O Sistema de Informações Cadastrais do Artesanato Brasileiro (SICAB) passará por um período de suspensão temporária em seus serviços digitais entre os dias 20 e 31 de março de 2026. A medida, que afeta artesãos em todo o país, visa a implementação de uma nova versão da plataforma, focada na modernização e no aprimoramento do atendimento aos profissionais do setor.
De acordo com informações do Governo do Estado do Piauí, a interrupção técnica é necessária para o processo de migração dos cadastros existentes e para a validação das novas funcionalidades do sistema. Durante esse intervalo, o acesso à base de dados nacional para novas inserções e consultas automatizadas será restrito para garantir a integridade das informações migradas.
Por que o sistema do artesanato brasileiro ficará fora do ar?
A pausa nas atividades digitais do SICAB ocorre em razão da atualização tecnológica da infraestrutura que sustenta os dados do artesanato no país. A nova versão do sistema nacional busca oferecer uma interface mais intuitiva e processos mais céleres para os usuários. A validação dessa plataforma exige que o banco de dados atual seja congelado temporariamente, evitando conflitos de informações durante a transferência para o novo ambiente virtual.
Embora a ferramenta nacional esteja pausada, os estados possuem autonomia para organizar alternativas de atendimento local. No Piauí, a Superintendência de Desenvolvimento do Artesanato Piauiense (Sudarpi) confirmou que os serviços voltados aos trabalhadores manuais e artesãos não serão totalmente interrompidos, adotando procedimentos de contingência para evitar prejuízos à categoria.
Como os artesãos podem realizar o cadastro durante a pausa?
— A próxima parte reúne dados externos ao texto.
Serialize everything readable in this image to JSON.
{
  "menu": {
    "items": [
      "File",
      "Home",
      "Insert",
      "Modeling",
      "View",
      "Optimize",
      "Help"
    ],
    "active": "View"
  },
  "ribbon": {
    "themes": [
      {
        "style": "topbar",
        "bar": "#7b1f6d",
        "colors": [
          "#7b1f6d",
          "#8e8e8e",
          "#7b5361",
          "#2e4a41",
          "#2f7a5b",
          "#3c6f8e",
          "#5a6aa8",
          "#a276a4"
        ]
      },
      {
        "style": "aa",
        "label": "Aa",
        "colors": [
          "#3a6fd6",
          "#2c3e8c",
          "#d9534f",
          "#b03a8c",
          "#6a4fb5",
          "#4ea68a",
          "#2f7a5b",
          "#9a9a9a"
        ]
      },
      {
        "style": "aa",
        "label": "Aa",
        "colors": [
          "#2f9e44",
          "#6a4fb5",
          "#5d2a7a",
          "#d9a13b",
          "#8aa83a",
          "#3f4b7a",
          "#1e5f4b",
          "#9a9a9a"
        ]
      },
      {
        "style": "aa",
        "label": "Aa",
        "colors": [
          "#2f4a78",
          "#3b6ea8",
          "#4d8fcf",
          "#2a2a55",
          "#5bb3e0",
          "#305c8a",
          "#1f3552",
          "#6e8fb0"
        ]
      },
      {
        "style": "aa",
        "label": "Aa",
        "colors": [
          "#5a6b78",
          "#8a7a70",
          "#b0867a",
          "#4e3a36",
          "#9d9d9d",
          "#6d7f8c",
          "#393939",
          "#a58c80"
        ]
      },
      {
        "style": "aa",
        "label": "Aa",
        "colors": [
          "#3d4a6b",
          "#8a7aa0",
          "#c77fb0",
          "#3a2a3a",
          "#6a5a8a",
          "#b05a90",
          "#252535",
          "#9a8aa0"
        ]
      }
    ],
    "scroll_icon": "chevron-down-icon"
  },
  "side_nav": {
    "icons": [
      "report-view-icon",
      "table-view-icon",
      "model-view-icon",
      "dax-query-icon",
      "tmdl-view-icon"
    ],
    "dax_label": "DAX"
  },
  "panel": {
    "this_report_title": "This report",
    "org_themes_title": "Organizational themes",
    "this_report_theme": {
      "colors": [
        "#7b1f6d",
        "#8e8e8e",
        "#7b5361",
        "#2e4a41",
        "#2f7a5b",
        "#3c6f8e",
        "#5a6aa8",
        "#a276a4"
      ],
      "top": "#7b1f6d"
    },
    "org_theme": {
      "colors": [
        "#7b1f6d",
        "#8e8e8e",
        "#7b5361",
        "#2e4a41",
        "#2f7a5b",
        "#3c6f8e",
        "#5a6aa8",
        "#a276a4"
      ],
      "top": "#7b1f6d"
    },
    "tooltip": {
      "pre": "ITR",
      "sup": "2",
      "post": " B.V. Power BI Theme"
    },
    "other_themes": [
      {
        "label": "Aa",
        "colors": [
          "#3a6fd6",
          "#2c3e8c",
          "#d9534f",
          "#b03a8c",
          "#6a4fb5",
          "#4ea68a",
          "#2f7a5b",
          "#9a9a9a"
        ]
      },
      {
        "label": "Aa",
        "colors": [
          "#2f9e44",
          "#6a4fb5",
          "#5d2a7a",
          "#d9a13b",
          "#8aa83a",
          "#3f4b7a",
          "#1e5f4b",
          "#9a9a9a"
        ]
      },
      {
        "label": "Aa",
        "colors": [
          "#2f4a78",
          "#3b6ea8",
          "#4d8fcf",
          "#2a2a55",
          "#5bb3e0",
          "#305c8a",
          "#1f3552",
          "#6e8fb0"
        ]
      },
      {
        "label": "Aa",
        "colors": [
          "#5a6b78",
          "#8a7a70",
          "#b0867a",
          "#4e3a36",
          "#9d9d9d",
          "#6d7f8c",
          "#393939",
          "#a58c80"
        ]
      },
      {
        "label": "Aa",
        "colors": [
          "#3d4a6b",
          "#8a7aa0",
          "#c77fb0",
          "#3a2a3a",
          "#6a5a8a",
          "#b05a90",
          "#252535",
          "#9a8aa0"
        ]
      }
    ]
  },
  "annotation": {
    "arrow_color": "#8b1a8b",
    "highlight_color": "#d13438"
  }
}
Durante os 11 dias de indisponibilidade do sistema, os artesãos piauienses poderão recorrer ao atendimento presencial oferecido pela Sudarpi. A autarquia estabeleceu um fluxo de pré-cadastro manual para assegurar que os profissionais continuem tendo acesso às políticas públicas estaduais e federais. Esse procedimento está sendo centralizado no setor de emissão de carteiras da instituição.
O atendimento ocorre na Central de Artesanato Mestre Dezinho, localizada na rua Paissandu, número 1276, no Centro de Teresina. A equipe técnica da superintendência está disponível no local para orientar os artesãos sobre a documentação necessária e realizar o preenchimento dos formulários físicos, que serão inseridos no novo sistema digital assim que a plataforma for restabelecida no fim de março.
Quais são os impactos na emissão da Carteira Nacional do Artesão?
O superintendente da Sudarpi, Ícaro Machado, esclareceu que, apesar do esforço para manter o fluxo de cadastros, a emissão do documento físico ou digital sofre alterações no prazo de entrega. Devido à natureza técnica da atualização, a Carteira Nacional do Artesão não poderá ser emitida de forma imediata durante este período específico de transição.
Durante esse período, a Carteira Nacional do Artesão não será emitida de forma imediata, mas a Sudarpi seguirá realizando o pré-cadastro, assegurando a continuidade do atendimento até a normalização do sistema.
A gestão estadual reforça que a medida é pontual e fundamental para o fortalecimento do setor no longo prazo. Com a normalização prevista para 1º de abril de 2026, espera-se que o novo sistema facilite o acesso a benefícios como:
- Isenção de ICMS em determinadas operações;
- Participação em feiras nacionais e internacionais;
- Acesso a cursos de capacitação e microcrédito orientado;
- Formalização da profissão junto ao Governo Federal.
A Sudarpi reafirmou seu compromisso com o acolhimento e suporte aos artesãos do estado, mantendo as orientações técnicas e o suporte jurídico-administrativo necessários enquanto a migração tecnológica do Governo Federal é concluída.